Non tanto quella creata delle esperienze in sé ma dalle storie che leggiamo e che ascoltiamo. Perché se l’esperienza quotidiana ci racconta una realtà migliore, ciò che leggiamo e ascoltiamo ci restituisce un mondo decisamente deforme.
Ricordo ancora che con Giulia tra le braccia – poche settimane di vita – io e mio marito abbiamo deciso che non avremmo più visto alcun TG e letto alcun giornale. Mi sentivo troppo debole per poter sostenere le notizie che venivano veicolate. «Ma tu sei una giornalista non puoi evitare le notizie», «Sapere cosa accade nel mondo è importante»: i commenti più comuni delle persone accanto a noi.
Una scelta forse troppo perentoria, la mia, e di questo mi sono resa conto qualche tempo dopo. Possibile che per stare bene devo stare lontana dalle notizie? Perché le notizie veicolate dai media sono per lo più negative? Che responsabilità abbiamo noi giornalisti rispetto alla percezione che le persone hanno della realtà? Ma soprattutto, il mondo è davvero così?
Il mondo è anche peggio di come immagini. Questo è il messaggio che si percepisce dai media. Eppure non è cosi. Il mondo, là fuori, è pieno di brave persone e di storie di speranza. Esistono dati e statistiche che ci parlano di quella che stiamo vivendo come dell’epoca più pacifica della storia dell’umanità.
Il perché la stampa non ci restituisca la realtà in tutti i suoi aspetti – anche positivi – va fatto risalire a una serie di credenze secondo le quali una buona notizia non è una notizia. Ma se guardiamo la deontologia professionale vi leggiamo che lo scopo dei media è quello di dare valore al lettore, di dargli il potere della conoscenza. Nulla a che vedere con la negatività, la fruizione passiva delle notizie e la perdita di fiducia nell’umanità.
Studiando con il prof. Martin Seligman, padre della psicologia positiva, ho potuto appurare che ciò che noi leggiamo o ascoltiamo sui media si fissa nella nostra mente come se fosse un’esperienza personale. Gli input che riceviamo dai media creano le nostre memorie, le nostre conoscenze e le nostre credenze. Esattamente come se vivessimo quelle storie.
Le notizie non solo ci dicono cosa pensare ma anche come leggere la realtà. Ti basta pensare a come ti senti dopo aver letto il giornale o ascoltato un TG. Quali sono i tuoi pensieri? Quali le tue sensazioni?

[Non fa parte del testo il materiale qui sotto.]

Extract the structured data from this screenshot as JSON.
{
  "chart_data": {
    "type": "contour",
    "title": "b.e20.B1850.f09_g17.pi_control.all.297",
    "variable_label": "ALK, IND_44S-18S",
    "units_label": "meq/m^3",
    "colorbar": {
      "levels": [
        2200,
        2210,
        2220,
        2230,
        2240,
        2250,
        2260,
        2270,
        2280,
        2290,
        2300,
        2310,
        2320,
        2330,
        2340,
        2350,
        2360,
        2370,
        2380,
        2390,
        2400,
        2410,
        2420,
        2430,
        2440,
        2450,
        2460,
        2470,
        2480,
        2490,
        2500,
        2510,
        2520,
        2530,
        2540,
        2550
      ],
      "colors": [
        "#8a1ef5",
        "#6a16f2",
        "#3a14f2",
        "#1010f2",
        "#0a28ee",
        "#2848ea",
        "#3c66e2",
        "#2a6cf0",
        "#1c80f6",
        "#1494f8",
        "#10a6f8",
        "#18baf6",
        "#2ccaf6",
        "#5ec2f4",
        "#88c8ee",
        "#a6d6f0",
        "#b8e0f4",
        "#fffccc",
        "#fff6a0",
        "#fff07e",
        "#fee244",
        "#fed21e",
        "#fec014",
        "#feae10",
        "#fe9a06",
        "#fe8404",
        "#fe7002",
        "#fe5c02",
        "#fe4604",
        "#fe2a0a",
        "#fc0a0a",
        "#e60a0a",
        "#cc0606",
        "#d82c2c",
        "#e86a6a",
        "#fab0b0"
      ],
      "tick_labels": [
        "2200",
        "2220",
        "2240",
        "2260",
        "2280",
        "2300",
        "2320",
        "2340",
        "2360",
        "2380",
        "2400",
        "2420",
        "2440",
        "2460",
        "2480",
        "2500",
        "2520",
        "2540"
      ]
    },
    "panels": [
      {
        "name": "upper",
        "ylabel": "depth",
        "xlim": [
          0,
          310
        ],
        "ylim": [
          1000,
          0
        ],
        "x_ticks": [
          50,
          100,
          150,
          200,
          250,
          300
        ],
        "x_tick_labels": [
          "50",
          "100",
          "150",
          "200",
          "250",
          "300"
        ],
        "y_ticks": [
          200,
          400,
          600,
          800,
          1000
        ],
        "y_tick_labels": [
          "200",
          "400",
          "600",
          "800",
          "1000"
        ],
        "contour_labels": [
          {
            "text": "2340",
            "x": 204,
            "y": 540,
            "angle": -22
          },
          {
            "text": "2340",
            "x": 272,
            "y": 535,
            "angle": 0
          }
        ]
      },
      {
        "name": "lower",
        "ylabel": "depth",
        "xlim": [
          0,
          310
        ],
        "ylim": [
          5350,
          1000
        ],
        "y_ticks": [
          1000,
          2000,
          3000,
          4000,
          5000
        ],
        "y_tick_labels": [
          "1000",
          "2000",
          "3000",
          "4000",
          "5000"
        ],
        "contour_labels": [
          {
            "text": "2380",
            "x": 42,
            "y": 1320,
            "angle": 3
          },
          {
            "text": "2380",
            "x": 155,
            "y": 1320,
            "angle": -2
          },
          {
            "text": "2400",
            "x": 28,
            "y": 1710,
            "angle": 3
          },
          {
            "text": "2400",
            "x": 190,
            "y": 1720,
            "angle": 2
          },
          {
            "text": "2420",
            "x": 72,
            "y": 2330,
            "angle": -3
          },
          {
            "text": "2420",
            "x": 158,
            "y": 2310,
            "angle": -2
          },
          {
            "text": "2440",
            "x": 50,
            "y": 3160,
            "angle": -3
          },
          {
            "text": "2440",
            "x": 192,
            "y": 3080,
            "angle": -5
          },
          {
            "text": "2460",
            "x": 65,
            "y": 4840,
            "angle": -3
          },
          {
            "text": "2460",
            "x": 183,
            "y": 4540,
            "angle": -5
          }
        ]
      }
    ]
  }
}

Secondo una ricerca condotta da Arianna Huffington, attuale fondatrice del progetto Thrive Global, Shawn Anchor, autore di besteller e Ted Speaker e Michelle Gielan, conduttrice della BBC, 10 minuti di notizie al mattino appena svegli influenzano in modo negativo le successive 6 ore della nostra giornata. Questo non accade se le notizie che leggiamo raccontano storie di riuscita personale, di crescita, di soluzioni, di trasformazione. Queste hanno un potere altamente ispirante per noi. Potere che ha un forte impatto positivo sul nostro benessere e sull’andamento delle nostre giornate e delle nostre relazioni.
Questo è il giornalismo in cui personalmente credo: il giornalismo costruttivo che racconta soluzioni più che drammi. Perché se è vero che nel mondo esistono notizie da far rabbrividire è anche vero che esistono storie di grande impatto positivo. E se dovessi avere un buon auspicio per mia figlia Giulia e le generazioni future è quello che possano essere consapevoli di come le notizie influiscono sulla nostra mente e di come una dieta mediatica sia necessaria.
È importante che le generazioni future possano vedere sì i problemi del mondo, ma possano altresì sentirsi coinvolti nelle possibili soluzioni.